Фимка, ухватив деньги, завернула их в платочек и спрятала в лифчик. Мать поднялась:
- Пойду корову встрену, а ты приберись, и сама и в дому. Ничего. Перемелется!
Сергей запил. Отработав смену, он шел с мужиками за самогонкой и закуской, и гудел допоздна. Домой заявлялся заполночь, валился в кровать и спал до утра тяжелым пьяным сном.
После того скандала с Фимкой, он пошел к Насте. Она, сидя за швейной машинкой, что-то подшивала на руках и не слышала, как он вошел. Сергей остановился у двери и с болью глядел на склонившееся к шитью далеко не красивое, но такое милое лицо жены. В комнате негромко играло радио, и он тихонько кашлянул, чтобы не напугать ее. Но она вздрогнула и подняла голову:
- Сережа! - обрадовалась она. - Что ты там у двери-то стоишь? -Проходи. Я сейчас. Он подошел и, наклонившись, поцеловал ее в теплые, душистые волосы.
-Не надо, Сереженька! - тихо попросила она, и отложила шитье.
- Не тронь меня, я слабею, когда ты меня касаешься. Ефимия родила тебе сыночка, и ты должен оставить меня…
- Настенька моя… - прошептал он.
- Сережа, малыш-то твой не виноват ни в чем, ты ему отец.
- А как же ты?
- А я? Я всегда буду любить тебя и помнить.
- Настя! Давай вместе жить! Фимке я буду на ребенка деньги давать, а жить с ней не буду! Не люблю я ее! Ты моя жена!

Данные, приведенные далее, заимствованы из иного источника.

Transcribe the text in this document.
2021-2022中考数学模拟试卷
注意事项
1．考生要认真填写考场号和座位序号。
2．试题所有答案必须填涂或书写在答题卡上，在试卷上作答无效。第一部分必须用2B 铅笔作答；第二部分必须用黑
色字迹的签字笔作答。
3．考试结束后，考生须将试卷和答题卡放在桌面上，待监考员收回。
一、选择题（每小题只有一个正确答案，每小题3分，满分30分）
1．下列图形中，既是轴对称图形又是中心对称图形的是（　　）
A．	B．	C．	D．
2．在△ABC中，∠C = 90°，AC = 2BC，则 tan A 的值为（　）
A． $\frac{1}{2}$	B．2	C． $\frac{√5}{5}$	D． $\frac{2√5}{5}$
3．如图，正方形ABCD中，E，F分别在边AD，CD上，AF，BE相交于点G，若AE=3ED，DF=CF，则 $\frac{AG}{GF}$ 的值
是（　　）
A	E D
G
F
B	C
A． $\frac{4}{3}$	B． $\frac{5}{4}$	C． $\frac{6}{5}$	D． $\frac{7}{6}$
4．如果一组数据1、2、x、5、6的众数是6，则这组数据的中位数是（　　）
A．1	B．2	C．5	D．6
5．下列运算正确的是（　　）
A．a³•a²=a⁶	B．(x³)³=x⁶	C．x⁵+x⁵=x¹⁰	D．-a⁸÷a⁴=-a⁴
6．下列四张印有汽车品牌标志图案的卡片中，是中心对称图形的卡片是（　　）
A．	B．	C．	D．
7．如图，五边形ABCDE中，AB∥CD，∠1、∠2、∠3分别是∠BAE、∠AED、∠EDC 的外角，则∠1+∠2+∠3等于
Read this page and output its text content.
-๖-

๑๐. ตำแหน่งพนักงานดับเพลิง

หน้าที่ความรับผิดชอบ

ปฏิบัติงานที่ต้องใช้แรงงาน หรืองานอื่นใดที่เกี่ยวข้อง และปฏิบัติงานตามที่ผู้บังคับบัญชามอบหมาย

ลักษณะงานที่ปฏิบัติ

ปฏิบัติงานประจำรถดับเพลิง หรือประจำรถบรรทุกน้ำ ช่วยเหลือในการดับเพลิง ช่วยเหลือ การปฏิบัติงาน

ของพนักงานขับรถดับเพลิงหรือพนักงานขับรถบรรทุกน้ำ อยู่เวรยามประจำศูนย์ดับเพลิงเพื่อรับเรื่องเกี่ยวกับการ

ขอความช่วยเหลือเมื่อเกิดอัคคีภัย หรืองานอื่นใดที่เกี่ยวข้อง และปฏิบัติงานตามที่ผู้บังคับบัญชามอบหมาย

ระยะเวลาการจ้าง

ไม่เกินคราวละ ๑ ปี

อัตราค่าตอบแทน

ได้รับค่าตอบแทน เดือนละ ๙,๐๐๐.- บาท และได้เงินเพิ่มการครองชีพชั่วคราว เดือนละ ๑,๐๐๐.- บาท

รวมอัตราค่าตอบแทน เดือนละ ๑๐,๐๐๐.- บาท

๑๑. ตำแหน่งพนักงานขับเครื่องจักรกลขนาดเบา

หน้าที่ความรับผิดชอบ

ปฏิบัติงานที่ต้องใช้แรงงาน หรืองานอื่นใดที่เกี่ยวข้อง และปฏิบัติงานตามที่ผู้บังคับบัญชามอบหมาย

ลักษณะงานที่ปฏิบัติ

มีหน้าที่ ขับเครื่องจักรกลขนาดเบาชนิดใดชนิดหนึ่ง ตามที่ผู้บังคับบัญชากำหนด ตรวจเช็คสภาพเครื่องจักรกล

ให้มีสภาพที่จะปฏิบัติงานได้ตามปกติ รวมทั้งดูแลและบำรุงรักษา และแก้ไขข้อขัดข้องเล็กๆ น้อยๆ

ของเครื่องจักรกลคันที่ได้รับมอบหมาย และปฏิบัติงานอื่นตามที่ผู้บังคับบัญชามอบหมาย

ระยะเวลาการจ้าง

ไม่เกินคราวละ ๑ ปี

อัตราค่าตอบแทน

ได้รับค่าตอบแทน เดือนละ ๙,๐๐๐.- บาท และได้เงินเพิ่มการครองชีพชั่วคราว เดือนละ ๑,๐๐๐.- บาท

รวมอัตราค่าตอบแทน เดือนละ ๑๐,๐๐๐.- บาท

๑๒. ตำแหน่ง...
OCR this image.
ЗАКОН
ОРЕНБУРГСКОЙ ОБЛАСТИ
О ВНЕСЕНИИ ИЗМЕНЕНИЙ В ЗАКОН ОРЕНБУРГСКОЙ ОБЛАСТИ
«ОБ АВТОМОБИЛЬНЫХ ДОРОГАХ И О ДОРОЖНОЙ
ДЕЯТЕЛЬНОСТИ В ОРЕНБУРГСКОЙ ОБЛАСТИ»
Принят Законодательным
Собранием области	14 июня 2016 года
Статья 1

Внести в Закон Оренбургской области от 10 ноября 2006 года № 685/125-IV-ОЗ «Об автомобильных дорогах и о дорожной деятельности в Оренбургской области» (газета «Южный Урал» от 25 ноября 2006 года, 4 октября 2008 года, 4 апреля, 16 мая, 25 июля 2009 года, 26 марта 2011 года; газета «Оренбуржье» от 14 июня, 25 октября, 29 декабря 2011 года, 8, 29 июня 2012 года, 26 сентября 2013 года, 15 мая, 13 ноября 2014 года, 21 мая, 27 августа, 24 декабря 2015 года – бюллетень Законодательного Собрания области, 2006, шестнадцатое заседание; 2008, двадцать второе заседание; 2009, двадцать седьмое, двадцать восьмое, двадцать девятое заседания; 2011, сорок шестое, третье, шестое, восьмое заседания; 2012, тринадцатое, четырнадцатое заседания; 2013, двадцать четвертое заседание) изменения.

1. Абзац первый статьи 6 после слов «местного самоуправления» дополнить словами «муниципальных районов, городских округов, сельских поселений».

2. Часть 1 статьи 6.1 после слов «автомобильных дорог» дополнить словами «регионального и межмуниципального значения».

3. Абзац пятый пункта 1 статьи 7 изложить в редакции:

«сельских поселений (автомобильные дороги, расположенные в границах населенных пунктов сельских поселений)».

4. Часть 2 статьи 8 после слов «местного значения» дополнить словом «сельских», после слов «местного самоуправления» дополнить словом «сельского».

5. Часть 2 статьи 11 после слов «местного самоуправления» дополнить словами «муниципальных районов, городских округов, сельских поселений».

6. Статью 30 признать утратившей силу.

- Сережа не надо! Твоя мать никогда не примет меня! А у тебя там все, и родители и хозяйство и дом. Живи с ними. Видно так Бог судил! А для меня ты останешься единственным, любимым. Нам надо с тобой развестись. Ведь у ребенка должен быть отец.
- Развестись? - загремел он. - Вот уж нет! Никогда! Сыну свою фамилию дам, ты права, дите не виновато. А Фимка никогда не будет моей женой!
- Не шуми! Я на развод согласна, а ты уж как решишь! - тихо сказала она. Поднялась и проводила его до двери. Он взял в ладони ее бледное лицо, долго смотрел в ласковые ее глаза, хотел поцеловать, но она отвела его руки:
- Не надо Сережа! Ступай с Богом и будь счастлив! - он вышел из комнаты, осторожно прикрыл дверь. Прислушался. За дверью сначала тишина, а потом громко заиграло радио. Тяжело вздохнув, он опустил голову и пошел прочь.
И вот пил уже третью неделю, не касаясь ни к чему в доме, а когда мать попыталась укорить его, он сказал:
-Отстань! Я жить не хочу, а ты с хозяйством… Не надо мне ничего. Обокрали вы меня, ограбили! Нет мне в жизни счастья теперь. Безнадега все! - твердил он. Но видно и вправду время лечит. Три летних месяца он куролесил, а осенью, волей-неволей, пришлось прибираться с урожаем, с дровами и углем. Он потихоньку начал заниматься делами по дому, и мать вздохнула облегченно. Фимка стала надеяться, что все, наконец-то у нее будет хорошо. Но Сергей делал все из-под палки. Делал, если напоминала мать или ругался отец. Не лежала к дому и хозяйству изболевшаяся душа, и после работы Сергей не спешил домой, часто пил. Пьяный бил Фимку, кричал, что сын не от него, а она считала это простой ревностью.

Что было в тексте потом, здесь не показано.